Sign In covers the returning-customer path. For an existing user, the flow should only require phone number entry, OTP verification, and redirect back into the signed-in homepage or interrupted task.
Screen Capture Sequence

Mobile number: the returning customer enters the phone number linked to their account.

OTP verification: the customer enters the SMS code to authenticate the existing account.

Homepage redirect: after OTP success, the returning customer lands in the signed-in homepage state.
What This Feature Is
Sign In is the returning-user authentication flow. It should not ask the customer to create an account when the phone number is already associated with an existing profile.
The intended returning-user flow is:
- Enter mobile number.
- Submit OTP.
- Redirect to signed-in homepage or the task the customer was trying to complete.

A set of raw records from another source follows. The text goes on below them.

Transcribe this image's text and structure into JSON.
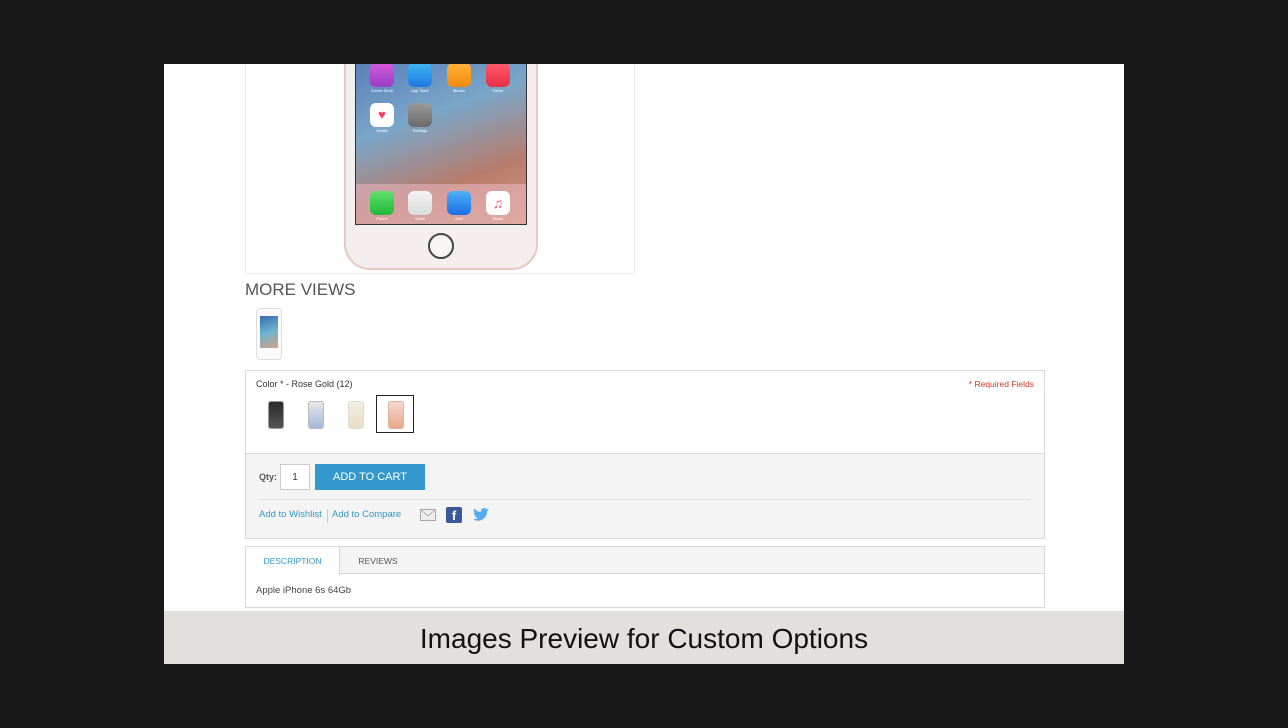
{
  "product": {
    "more_views_title": "MORE VIEWS",
    "apps_row1": [
      "iTunes Store",
      "App Store",
      "iBooks",
      "News"
    ],
    "apps_row2": [
      "Health",
      "Settings"
    ],
    "dock_apps": [
      "Phone",
      "Safari",
      "Mail",
      "Music"
    ]
  },
  "options": {
    "label": "Color * - Rose Gold (12)",
    "required_note": "* Required Fields",
    "swatches": [
      "space-gray",
      "silver",
      "gold",
      "rose-gold"
    ],
    "selected_swatch": "rose-gold"
  },
  "cart": {
    "qty_label": "Qty:",
    "qty_value": "1",
    "add_to_cart": "ADD TO CART",
    "wishlist": "Add to Wishlist",
    "compare": "Add to Compare",
    "share_icons": [
      "email-icon",
      "facebook-icon",
      "twitter-icon"
    ]
  },
  "tabs": {
    "items": [
      "DESCRIPTION",
      "REVIEWS"
    ],
    "active": "DESCRIPTION",
    "description_text": "Apple iPhone 6s 64Gb"
  },
  "caption": "Images Preview for Custom Options",
  "colors": {
    "accent": "#3399cc",
    "required": "#d73820",
    "caption_bg": "#e2e0dd"
  }
}
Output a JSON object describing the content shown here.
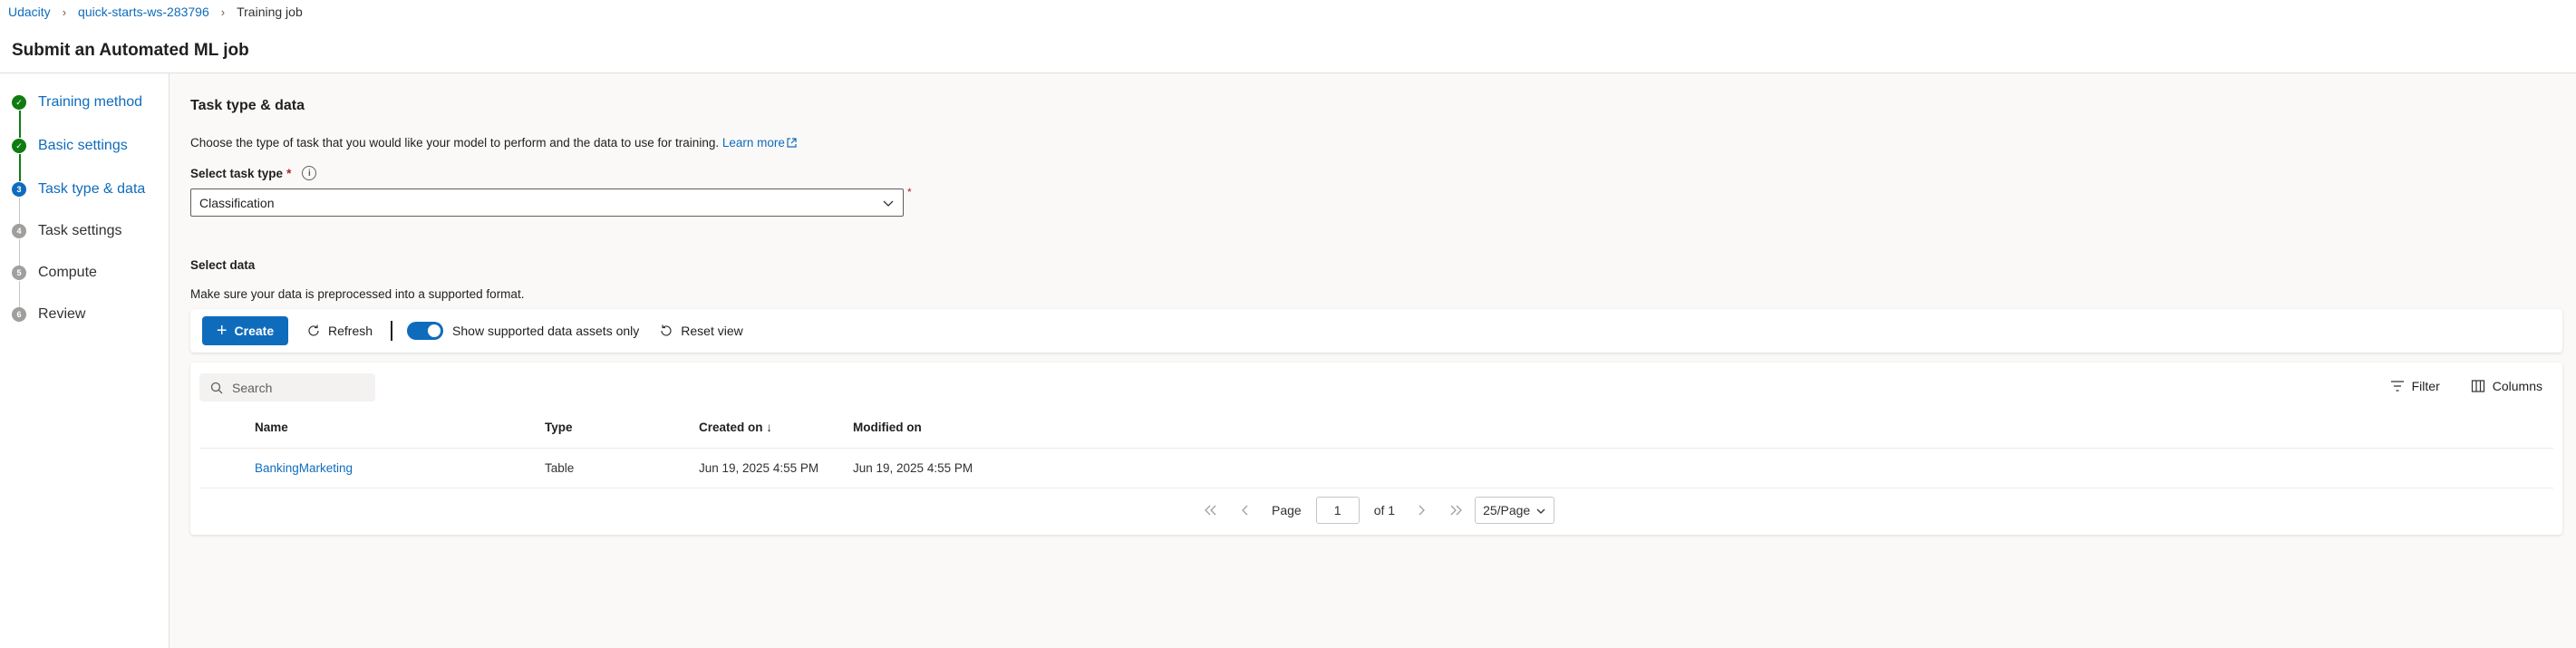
{
  "breadcrumb": {
    "workspace_org": "Udacity",
    "workspace": "quick-starts-ws-283796",
    "current": "Training job"
  },
  "page": {
    "title": "Submit an Automated ML job"
  },
  "steps": [
    {
      "label": "Training method",
      "number": "1",
      "state": "done"
    },
    {
      "label": "Basic settings",
      "number": "2",
      "state": "done"
    },
    {
      "label": "Task type & data",
      "number": "3",
      "state": "active"
    },
    {
      "label": "Task settings",
      "number": "4",
      "state": "pending"
    },
    {
      "label": "Compute",
      "number": "5",
      "state": "pending"
    },
    {
      "label": "Review",
      "number": "6",
      "state": "pending"
    }
  ],
  "main": {
    "section_title": "Task type & data",
    "description": "Choose the type of task that you would like your model to perform and the data to use for training.",
    "learn_more": "Learn more",
    "task_type_label": "Select task type",
    "required_mark": "*",
    "task_type_value": "Classification",
    "select_data_title": "Select data",
    "select_data_desc": "Make sure your data is preprocessed into a supported format."
  },
  "toolbar": {
    "create_label": "Create",
    "refresh_label": "Refresh",
    "toggle_label": "Show supported data assets only",
    "toggle_on": true,
    "reset_label": "Reset view"
  },
  "grid": {
    "search_placeholder": "Search",
    "filter_label": "Filter",
    "columns_label": "Columns",
    "headers": [
      "Name",
      "Type",
      "Created on ↓",
      "Modified on"
    ],
    "rows": [
      {
        "name": "BankingMarketing",
        "type": "Table",
        "created": "Jun 19, 2025 4:55 PM",
        "modified": "Jun 19, 2025 4:55 PM"
      }
    ]
  },
  "pager": {
    "page_label": "Page",
    "page_value": "1",
    "of_label": "of 1",
    "page_size": "25/Page"
  },
  "colors": {
    "accent": "#0f6cbd",
    "success": "#107c10",
    "required": "#a4262c"
  }
}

Why This Step Is Designed This Way
Returning customers value speed and reliability. Sign In should confirm identity and return the customer to the product experience without unnecessary account setup.

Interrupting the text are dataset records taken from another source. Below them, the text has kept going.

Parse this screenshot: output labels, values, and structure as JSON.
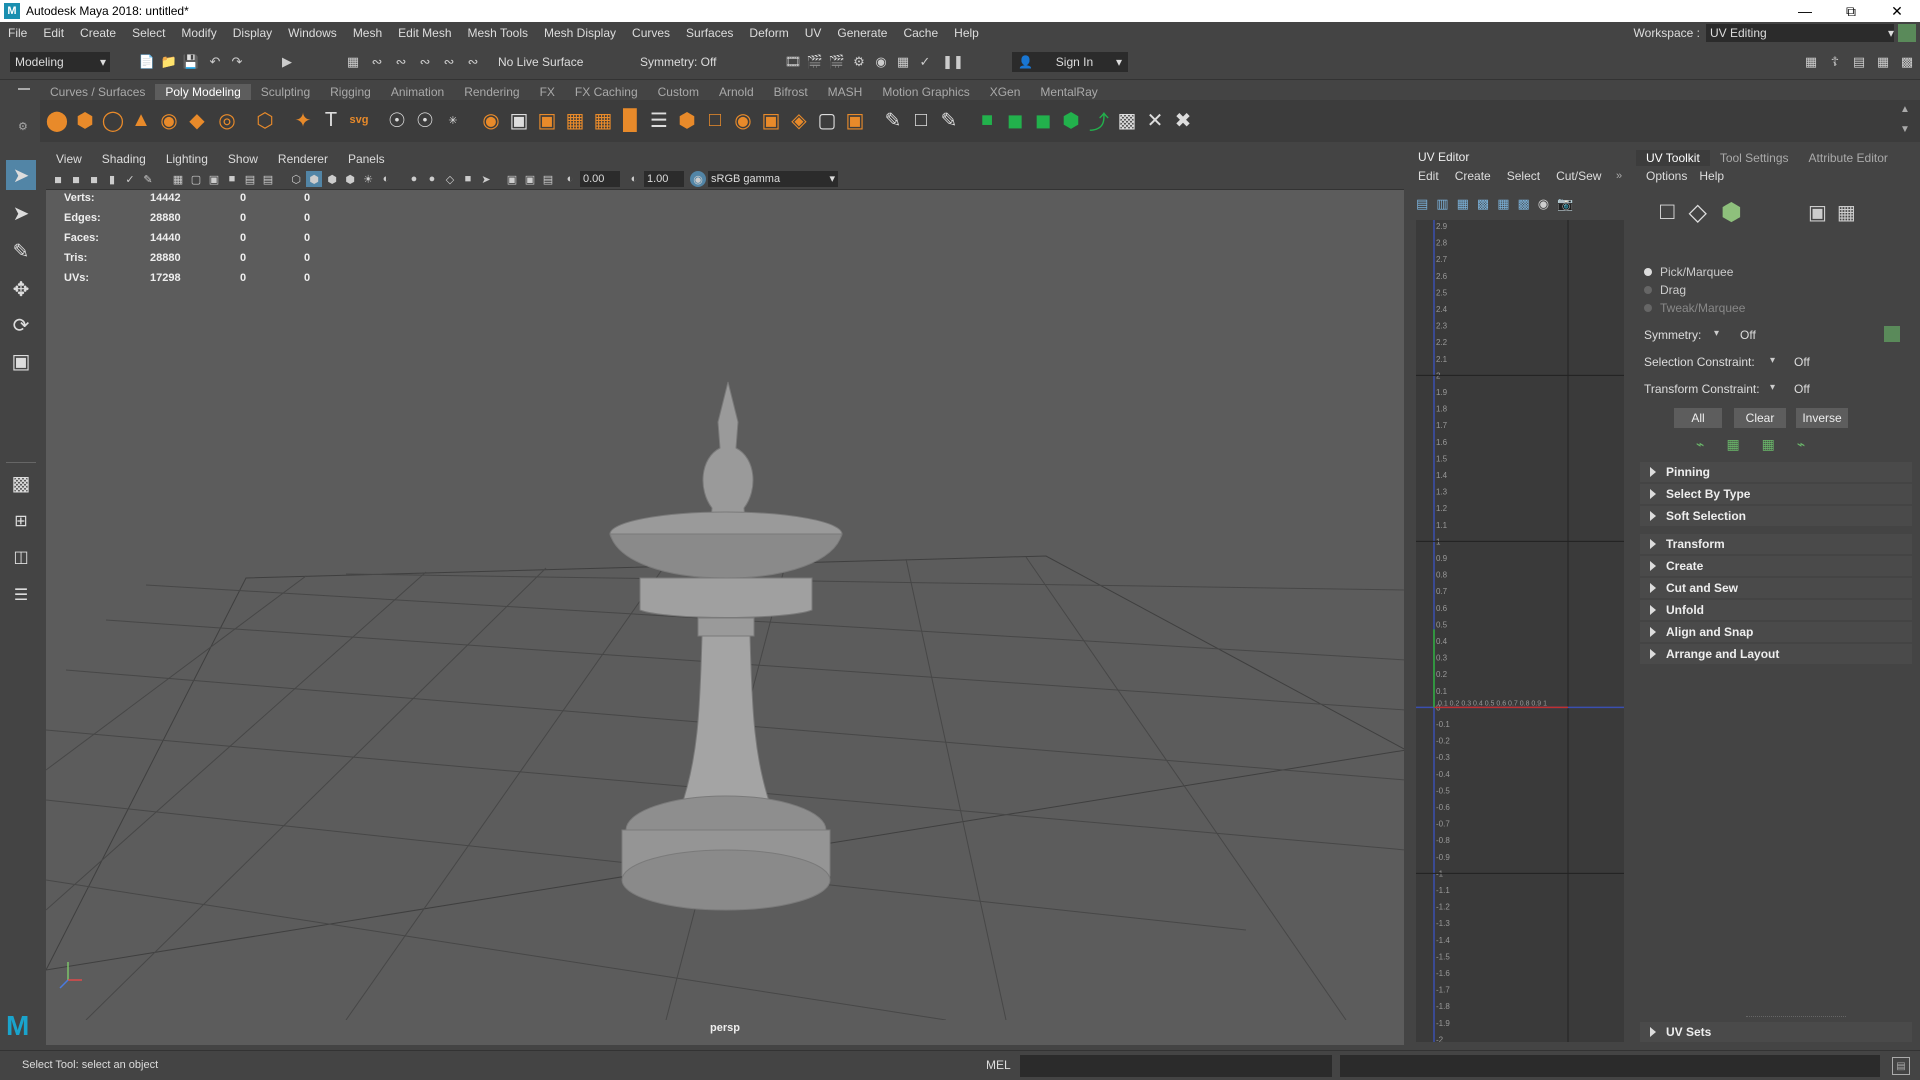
{
  "window": {
    "title": "Autodesk Maya 2018: untitled*",
    "logo": "M"
  },
  "menubar": {
    "items": [
      "File",
      "Edit",
      "Create",
      "Select",
      "Modify",
      "Display",
      "Windows",
      "Mesh",
      "Edit Mesh",
      "Mesh Tools",
      "Mesh Display",
      "Curves",
      "Surfaces",
      "Deform",
      "UV",
      "Generate",
      "Cache",
      "Help"
    ],
    "workspace_label": "Workspace :",
    "workspace_value": "UV Editing"
  },
  "statusline": {
    "mode": "Modeling",
    "live_surface": "No Live Surface",
    "symmetry": "Symmetry: Off",
    "sign_in": "Sign In"
  },
  "shelf": {
    "tabs": [
      "Curves / Surfaces",
      "Poly Modeling",
      "Sculpting",
      "Rigging",
      "Animation",
      "Rendering",
      "FX",
      "FX Caching",
      "Custom",
      "Arnold",
      "Bifrost",
      "MASH",
      "Motion Graphics",
      "XGen",
      "MentalRay"
    ],
    "active_tab": "Poly Modeling"
  },
  "viewport": {
    "menu": [
      "View",
      "Shading",
      "Lighting",
      "Show",
      "Renderer",
      "Panels"
    ],
    "exposure": "0.00",
    "gamma": "1.00",
    "colorspace": "sRGB gamma",
    "camera": "persp",
    "hud": [
      {
        "label": "Verts:",
        "v1": "14442",
        "v2": "0",
        "v3": "0"
      },
      {
        "label": "Edges:",
        "v1": "28880",
        "v2": "0",
        "v3": "0"
      },
      {
        "label": "Faces:",
        "v1": "14440",
        "v2": "0",
        "v3": "0"
      },
      {
        "label": "Tris:",
        "v1": "28880",
        "v2": "0",
        "v3": "0"
      },
      {
        "label": "UVs:",
        "v1": "17298",
        "v2": "0",
        "v3": "0"
      }
    ]
  },
  "uv_editor": {
    "title": "UV Editor",
    "menu": [
      "Edit",
      "Create",
      "Select",
      "Cut/Sew"
    ],
    "v_labels": [
      "2.9",
      "2.8",
      "2.7",
      "2.6",
      "2.5",
      "2.4",
      "2.3",
      "2.2",
      "2.1",
      "2",
      "1.9",
      "1.8",
      "1.7",
      "1.6",
      "1.5",
      "1.4",
      "1.3",
      "1.2",
      "1.1",
      "1",
      "0.9",
      "0.8",
      "0.7",
      "0.6",
      "0.5",
      "0.4",
      "0.3",
      "0.2",
      "0.1",
      "0",
      "-0.1",
      "-0.2",
      "-0.3",
      "-0.4",
      "-0.5",
      "-0.6",
      "-0.7",
      "-0.8",
      "-0.9",
      "-1",
      "-1.1",
      "-1.2",
      "-1.3",
      "-1.4",
      "-1.5",
      "-1.6",
      "-1.7",
      "-1.8",
      "-1.9",
      "-2"
    ],
    "u_labels": "0.1 0.2 0.3 0.4 0.5 0.6 0.7 0.8 0.9 1"
  },
  "uv_toolkit": {
    "tabs": [
      "UV Toolkit",
      "Tool Settings",
      "Attribute Editor"
    ],
    "menu": [
      "Options",
      "Help"
    ],
    "modes": [
      "Pick/Marquee",
      "Drag",
      "Tweak/Marquee"
    ],
    "symmetry_label": "Symmetry:",
    "symmetry_value": "Off",
    "selection_constraint_label": "Selection Constraint:",
    "selection_constraint_value": "Off",
    "transform_constraint_label": "Transform Constraint:",
    "transform_constraint_value": "Off",
    "buttons": [
      "All",
      "Clear",
      "Inverse"
    ],
    "sections": [
      "Pinning",
      "Select By Type",
      "Soft Selection",
      "Transform",
      "Create",
      "Cut and Sew",
      "Unfold",
      "Align and Snap",
      "Arrange and Layout"
    ],
    "footer_section": "UV Sets"
  },
  "commandline": {
    "help": "Select Tool: select an object",
    "lang": "MEL"
  }
}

- No create-account form: existing users should bypass profile creation after OTP success.
- Task continuity: if Sign In was triggered from cart, checkout, rewards, or account access, the customer should return to that context.
- Homepage fallback: if there is no interrupted task, redirect to the signed-in homepage.
WIP: What Can Be Configured On This Screen
| Configurable Area | What Markets Should Be Able To Control | Current Documentation Status |
|---|---|---|
| Phone number recognition | Existing account lookup, country format, and validation rules | WIP |
| OTP behavior | Code length, expiry timer, resend behavior, attempt limits, and lockout handling | WIP |
| Existing-user redirect | Homepage, rewards, cart, checkout, or original return screen | WIP |
| New-user branch | When an unrecognized number should continue into Sign Up | WIP |
| Social sign-in options | Enabled providers, market availability, and provider labels | Visual only in prototype |
| Error states | Invalid phone, incorrect OTP, expired OTP, blocked account, and service unavailable | WIP |
| Localization | Translation-ready labels for supported market languages | WIP |
What This Screen Should Communicate
- The customer is authenticating an existing account.
- OTP is the only required verification step for a recognized returning user.
- The customer should not be asked to recreate profile details.
- Successful verification returns the customer to a signed-in state.
Design Read On This Screen
- The shared Log In / Sign Up entry keeps the first step simple.
- OTP is optimized for fast re-entry rather than full onboarding.
- The homepage redirect confirms that the customer is now recognized and signed in.